To best sell SaaS solutions to SMBs, IDC recommends that vendors focus on the benefits of the solution itself rather than the benefits of an on-demand solution in general. Eventually, Sandler says, SMBs will come around to the benefits of on-demand, such as low implementation costs, quick go-live times, and flexibility. "If you speak to them, it's always been more successful than they thought it would be," Sandler says of SMBs who have implemented SaaS solutions. "It's such a logical way for them to get the software.

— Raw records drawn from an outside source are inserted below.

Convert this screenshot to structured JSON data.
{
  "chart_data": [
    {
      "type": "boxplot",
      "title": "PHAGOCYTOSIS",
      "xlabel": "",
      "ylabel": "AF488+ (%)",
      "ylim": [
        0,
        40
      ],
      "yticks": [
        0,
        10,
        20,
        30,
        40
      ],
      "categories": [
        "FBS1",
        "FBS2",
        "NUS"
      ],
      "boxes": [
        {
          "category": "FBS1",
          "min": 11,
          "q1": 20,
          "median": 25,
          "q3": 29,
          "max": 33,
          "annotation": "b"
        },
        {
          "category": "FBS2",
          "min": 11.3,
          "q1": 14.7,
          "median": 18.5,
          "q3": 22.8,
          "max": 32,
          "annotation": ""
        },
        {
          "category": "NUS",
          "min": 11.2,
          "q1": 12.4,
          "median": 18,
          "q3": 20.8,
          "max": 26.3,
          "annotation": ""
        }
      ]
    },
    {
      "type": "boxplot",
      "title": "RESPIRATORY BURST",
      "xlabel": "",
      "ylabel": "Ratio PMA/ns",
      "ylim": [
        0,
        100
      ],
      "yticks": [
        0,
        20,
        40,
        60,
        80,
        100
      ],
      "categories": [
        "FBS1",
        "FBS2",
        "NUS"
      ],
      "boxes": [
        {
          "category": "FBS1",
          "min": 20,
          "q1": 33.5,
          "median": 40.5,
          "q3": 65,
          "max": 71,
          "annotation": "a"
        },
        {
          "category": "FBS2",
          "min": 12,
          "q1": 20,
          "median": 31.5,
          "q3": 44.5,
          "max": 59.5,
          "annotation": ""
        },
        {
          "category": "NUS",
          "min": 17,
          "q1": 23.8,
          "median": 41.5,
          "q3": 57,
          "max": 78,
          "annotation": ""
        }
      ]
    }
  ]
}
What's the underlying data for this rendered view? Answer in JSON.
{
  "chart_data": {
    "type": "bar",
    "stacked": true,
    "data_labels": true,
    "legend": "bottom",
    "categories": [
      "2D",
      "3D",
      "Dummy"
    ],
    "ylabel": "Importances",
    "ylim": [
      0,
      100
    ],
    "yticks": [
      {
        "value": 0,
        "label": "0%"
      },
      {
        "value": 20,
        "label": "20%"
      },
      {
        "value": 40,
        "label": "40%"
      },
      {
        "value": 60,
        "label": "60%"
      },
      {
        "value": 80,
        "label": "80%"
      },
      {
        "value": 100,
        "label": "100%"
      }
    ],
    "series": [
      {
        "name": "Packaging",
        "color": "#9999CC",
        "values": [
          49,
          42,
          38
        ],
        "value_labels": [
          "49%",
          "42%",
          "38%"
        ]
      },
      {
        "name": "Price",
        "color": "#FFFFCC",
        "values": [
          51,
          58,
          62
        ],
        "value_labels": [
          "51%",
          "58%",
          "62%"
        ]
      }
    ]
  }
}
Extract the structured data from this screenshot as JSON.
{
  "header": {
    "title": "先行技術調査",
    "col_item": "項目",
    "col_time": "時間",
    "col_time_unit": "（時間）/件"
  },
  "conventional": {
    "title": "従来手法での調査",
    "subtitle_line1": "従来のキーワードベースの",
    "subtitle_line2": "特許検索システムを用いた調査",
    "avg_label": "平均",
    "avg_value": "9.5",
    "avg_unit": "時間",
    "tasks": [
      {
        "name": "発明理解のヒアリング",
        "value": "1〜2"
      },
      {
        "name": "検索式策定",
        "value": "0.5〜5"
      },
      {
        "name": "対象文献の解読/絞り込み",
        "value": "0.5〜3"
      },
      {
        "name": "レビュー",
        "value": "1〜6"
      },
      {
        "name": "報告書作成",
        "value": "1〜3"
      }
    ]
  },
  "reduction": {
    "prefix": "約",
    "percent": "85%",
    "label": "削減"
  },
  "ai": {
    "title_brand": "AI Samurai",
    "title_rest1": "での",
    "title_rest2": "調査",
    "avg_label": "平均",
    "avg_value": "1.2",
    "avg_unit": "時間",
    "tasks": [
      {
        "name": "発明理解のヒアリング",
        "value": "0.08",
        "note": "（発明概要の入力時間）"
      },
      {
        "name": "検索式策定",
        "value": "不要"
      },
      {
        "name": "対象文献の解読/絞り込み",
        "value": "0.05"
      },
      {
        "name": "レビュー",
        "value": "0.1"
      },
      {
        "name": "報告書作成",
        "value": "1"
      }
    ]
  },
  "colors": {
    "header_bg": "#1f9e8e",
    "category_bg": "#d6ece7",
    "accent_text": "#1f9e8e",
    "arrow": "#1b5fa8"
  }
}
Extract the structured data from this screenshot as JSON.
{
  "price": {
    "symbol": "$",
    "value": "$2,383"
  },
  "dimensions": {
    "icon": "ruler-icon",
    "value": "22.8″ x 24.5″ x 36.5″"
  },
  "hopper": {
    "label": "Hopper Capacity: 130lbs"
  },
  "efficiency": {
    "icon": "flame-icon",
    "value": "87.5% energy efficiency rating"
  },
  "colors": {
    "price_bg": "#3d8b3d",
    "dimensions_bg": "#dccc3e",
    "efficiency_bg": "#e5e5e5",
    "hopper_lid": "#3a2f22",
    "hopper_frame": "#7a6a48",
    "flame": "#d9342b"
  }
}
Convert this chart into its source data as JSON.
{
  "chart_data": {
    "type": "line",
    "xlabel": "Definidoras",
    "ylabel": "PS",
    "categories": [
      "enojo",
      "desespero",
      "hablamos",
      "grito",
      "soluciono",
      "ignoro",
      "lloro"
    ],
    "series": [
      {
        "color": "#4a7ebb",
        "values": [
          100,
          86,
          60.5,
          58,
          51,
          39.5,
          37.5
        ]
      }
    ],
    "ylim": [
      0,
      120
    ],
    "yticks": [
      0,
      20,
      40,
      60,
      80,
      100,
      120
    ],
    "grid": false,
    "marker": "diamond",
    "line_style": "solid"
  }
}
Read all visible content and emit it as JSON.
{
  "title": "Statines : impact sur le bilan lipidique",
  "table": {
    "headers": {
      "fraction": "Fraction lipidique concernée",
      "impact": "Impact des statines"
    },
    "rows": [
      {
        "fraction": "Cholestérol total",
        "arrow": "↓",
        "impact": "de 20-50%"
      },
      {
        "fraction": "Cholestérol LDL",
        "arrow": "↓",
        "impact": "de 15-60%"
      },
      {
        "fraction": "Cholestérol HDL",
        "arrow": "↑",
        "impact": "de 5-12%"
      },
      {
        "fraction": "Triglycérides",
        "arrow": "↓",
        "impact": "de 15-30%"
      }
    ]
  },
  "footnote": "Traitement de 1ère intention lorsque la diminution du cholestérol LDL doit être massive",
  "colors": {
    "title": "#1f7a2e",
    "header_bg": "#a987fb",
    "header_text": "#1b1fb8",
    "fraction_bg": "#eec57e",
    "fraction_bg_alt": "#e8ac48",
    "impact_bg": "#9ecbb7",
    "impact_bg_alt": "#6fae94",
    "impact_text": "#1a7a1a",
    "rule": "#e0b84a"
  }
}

As they get more comfortable with it and have more services in place, slowly they will accept it."


Ramping Up to Service On-Demand

Gartner finds that the rapidly expanding SaaS market will force service providers to position themselves in preparation for the quickly changing landscape of IT software

by Colin Beasty

The market for software-as-a-service (SaaS) continues to pick up steam, having reached $6.3 billion in 2006, and is forecasted to grow to $19.3 billion by year-end 2011, according to new research released by Gartner. "The dysfunction of the client/server era is driving alternative approaches to IT development, delivery, and management, which SaaS is the most apparent version of," says Ben Pring, research vice president for Gartner. "There is a widespread consensus among the movers and shakers of the IT industry that SaaS is an important and meaningful issue which can no longer be regarded as the 'lunatic fringe.'"

Pring sees SaaS adoption broadening out from areas such as CRM and HR into new areas such as procurement and compliance management. However, the scale of change involved in moving to a SaaS approach is proving hard for many vendors to manage. "Due to the law of large numbers, traditional IT solution models are becoming victims of their own success, while the relative smallness of new approaches facilitates growth much more easily," Pring says. "For large, established IT solution providers, the SaaS market so far hasn't appeared to have enough incremental growth potential to meaningfully contribute to revenue growth. As a result, they have tended to ignore it."

This has left the door open for smaller, newer players, who are now pouring into this gap, Pring says. Incumbent IT solution providers are slowly waking up to this and are entering the market to leverage SaaS market interest. "SaaS is a manifestation of the increasing maturation of software development, deployment, and management. New technologies used in software development and improvements in the underlying development business processes are making software development a more industrialized process."

This maturation will also have a profound influence on the types of services consultants and system integrators will offer, and on the types of IT services that are sourced by enterprises. Some IT services will come to resemble manufacturing, and will have a similar development curve as most manufacturing businesses had during the last quarter of a century--that is, wide movement overseas to lower-cost production centers and overall price deflation, Pring says. Although the SaaS market is still relatively small, service providers need to make important strategic decisions now. Pring says that the scale of change that SaaS will produce requires providers to make the following changes soon so they can keep ahead of the SaaS wave:
Use solutions built on next-generation Web services, SOAs and highly automated server farms to produce multitenant, mass-customizable solutions that facilitate agility while sustaining uniqueness at a reduced cost.

Make strategic decisions around whether to offer SaaS as simply one element of a broader portfolio or to fully evolve toward a SaaS-based delivery model.
Act now because of the scale of change required to successfully exploit SaaS opportunities.
Conduct thorough due diligence to be well placed to take advantage of opportunities and manage risk as the market evolves toward SaaS.

"This potential combination of SaaS and global souring delivery models--two notions that have seemed diametrically opposite up until now--will produce powerful changes in the entire IT industry, and particularly IT service providers," Pring says.